6.         The jurisdiction conferred under Article 199 of the Constitution is discretionary with the objects to foster justice in aid of justice and not to perpetuate injustice[1]. It may also be observed that the ambit of a writ petition is not that of a forum of appeal, nor does it automatically become such a forum in instances where no further appeal is provided[2], and is restricted inter alia to appreciate whether any manifest illegality is apparent from the order impugned. It is also well settled that where the fora of subordinate jurisdiction had exercised its discretion in one way and that discretion had been judicially exercised on sound principles the supervisory forum would not interfere with that discretion, unless same was contrary to law or usage having the force of law.

 

7.         It is also well settled principle of law that the High Court in exercise of its constitutional jurisdiction is not supposed to interfere in the findings on the controversial question of facts, even if such findings are erroneous.

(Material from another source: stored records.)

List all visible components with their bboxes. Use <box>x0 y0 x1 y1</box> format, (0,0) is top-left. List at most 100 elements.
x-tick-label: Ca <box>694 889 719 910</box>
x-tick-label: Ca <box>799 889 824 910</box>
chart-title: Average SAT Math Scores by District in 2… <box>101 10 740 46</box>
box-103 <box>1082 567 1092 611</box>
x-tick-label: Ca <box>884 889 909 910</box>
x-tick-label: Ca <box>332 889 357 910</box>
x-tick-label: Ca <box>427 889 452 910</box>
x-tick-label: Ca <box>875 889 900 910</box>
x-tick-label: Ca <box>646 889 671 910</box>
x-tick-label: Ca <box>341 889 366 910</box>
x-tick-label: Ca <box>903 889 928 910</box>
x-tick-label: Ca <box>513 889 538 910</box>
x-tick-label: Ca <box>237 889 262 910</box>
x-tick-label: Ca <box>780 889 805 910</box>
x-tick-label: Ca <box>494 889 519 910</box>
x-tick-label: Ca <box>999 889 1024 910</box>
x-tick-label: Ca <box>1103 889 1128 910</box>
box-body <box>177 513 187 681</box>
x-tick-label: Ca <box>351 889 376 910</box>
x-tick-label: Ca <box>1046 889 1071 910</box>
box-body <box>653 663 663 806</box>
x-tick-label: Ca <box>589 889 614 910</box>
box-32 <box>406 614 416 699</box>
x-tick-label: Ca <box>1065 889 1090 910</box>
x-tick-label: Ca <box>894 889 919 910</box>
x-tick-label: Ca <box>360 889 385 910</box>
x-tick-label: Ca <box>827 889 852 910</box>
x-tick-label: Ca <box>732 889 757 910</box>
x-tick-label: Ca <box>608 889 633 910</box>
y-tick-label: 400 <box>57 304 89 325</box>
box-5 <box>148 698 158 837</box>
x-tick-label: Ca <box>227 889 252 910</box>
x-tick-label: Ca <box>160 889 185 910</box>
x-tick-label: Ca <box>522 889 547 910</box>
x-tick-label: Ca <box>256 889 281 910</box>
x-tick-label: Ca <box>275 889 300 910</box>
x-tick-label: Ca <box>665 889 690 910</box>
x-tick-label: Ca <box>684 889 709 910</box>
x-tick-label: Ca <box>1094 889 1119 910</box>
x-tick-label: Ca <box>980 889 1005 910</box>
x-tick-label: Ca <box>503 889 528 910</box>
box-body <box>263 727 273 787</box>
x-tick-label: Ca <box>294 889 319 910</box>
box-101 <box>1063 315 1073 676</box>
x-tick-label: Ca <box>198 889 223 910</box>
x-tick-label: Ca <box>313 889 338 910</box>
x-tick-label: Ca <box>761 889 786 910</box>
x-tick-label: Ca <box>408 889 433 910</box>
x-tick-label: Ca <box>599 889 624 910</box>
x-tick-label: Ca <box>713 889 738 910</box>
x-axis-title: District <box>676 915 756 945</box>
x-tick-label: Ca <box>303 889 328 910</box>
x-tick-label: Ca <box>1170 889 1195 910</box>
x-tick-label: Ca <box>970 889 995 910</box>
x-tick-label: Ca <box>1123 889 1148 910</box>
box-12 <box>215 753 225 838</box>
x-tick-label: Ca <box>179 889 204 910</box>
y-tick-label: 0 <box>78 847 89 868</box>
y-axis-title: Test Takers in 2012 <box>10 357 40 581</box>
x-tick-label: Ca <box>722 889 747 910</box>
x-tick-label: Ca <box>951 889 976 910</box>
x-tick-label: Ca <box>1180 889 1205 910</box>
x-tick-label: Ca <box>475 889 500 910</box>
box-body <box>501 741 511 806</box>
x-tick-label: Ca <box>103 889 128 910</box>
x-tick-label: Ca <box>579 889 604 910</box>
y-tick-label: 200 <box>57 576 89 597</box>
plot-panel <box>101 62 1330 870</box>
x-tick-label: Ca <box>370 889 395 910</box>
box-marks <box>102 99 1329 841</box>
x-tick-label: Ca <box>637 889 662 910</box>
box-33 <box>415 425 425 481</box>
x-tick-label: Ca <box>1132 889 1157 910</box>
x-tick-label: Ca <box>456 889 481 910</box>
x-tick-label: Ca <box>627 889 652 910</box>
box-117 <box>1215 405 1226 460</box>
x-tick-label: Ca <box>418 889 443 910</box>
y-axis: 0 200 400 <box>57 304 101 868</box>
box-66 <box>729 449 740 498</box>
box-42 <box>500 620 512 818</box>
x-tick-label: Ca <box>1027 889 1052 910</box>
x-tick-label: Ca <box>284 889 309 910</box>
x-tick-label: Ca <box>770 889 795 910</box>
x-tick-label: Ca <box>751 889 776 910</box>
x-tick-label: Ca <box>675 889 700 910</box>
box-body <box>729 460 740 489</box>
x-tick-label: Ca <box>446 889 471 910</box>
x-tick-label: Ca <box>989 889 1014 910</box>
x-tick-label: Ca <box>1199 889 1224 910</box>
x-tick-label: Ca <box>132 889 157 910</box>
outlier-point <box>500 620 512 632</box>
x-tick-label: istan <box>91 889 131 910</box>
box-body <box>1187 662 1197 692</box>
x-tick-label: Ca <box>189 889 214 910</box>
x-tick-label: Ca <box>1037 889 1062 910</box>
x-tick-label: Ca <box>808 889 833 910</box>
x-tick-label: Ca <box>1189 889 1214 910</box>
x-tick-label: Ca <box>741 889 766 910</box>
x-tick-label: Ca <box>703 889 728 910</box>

The scope of the judicial review of the High Court under Article 199 of the Constitution in such cases, is limited to the extent of mis-reading or non-reading of evidence or if the findings are based on evidence which may cause miscarriage of justice but it is not proper for this Court to disturb the findings of facts through reappraisal of evidence in writ jurisdiction or exercise this jurisdiction as substitute of revision or appeal. The Supreme Court of Pakistan in the case of Farhat Jabeen v. Muhammad Safdar and others [2011 SCMR 1073] has held as under:-

"Heard. From the impugned judgment of the learned High Court, it is eminently clear that the evidence of the respondent side was only considered and was made the basis of setting aside the concurrent finding of facts recorded by the two courts of fact; whereas the evidence of the appellant was not adverted to at all, touched upon or taken into account, this is a serious illegality committed by the High Court because it is settled rule by now that interference in the findings of facts concurrently arrived at by the courts, should not be lightly made, merely for the reason that another conclusion shall be possibly drawn, on the reappraisal of the evidence; rather interference is restricted to the cases of misreading and non-reading of material evidence which has bearing on the fate of the case."

 

8.         A perusal of the order passed by the learned Rent Controller reflects that the eviction application was filed by the petitioner on the grounds of default in payment of rent and sub-letting without the consent of the landlord. Upon appraisal of the evidence led by both sides, the Rent Controller came to the conclusion that the petitioner/applicant had failed to establish the jural relationship of landlord and tenant between himself and respondent No.1. Consequently, the ejectment application was dismissed. The said findings were thereafter assailed before the appellate Court, which, upon a re-examination of the record, upheld the order of the Rent Controller by assigning detailed and cogent reasons.

 

 

9.         Prima facie, there appears no illegality and irregularity in the concurrent findings of the two Court(s) below while deciding the matter. Further, learned counsel for the petitioners has also failed to make out a case for interference into concurrent findings of two Courts below hence, constitutional jurisdiction of this Court cannot be exercised which, otherwise, is not only limited but could only be exercised in exceptional circumstances which are lacking in instant case.

 

10.       In view of the facts and circumstances of the case as discussed above, the instant petition, being devoid of merit, is dismissed in limine alongwith pending applications.                             

 

JUDGE

 

 

 

Naveed PA



[1] Muslim Commercial Bank Ltd. through Attorney v. Abdul Waheed Abro and 2 others [2015 PLC 259]

 

[2] Shajar Islam v.Muhammad Siddique  [PLD 2007 SC 45] & Arif Fareed v.Bibi Sara and others [2023 SCMR 413].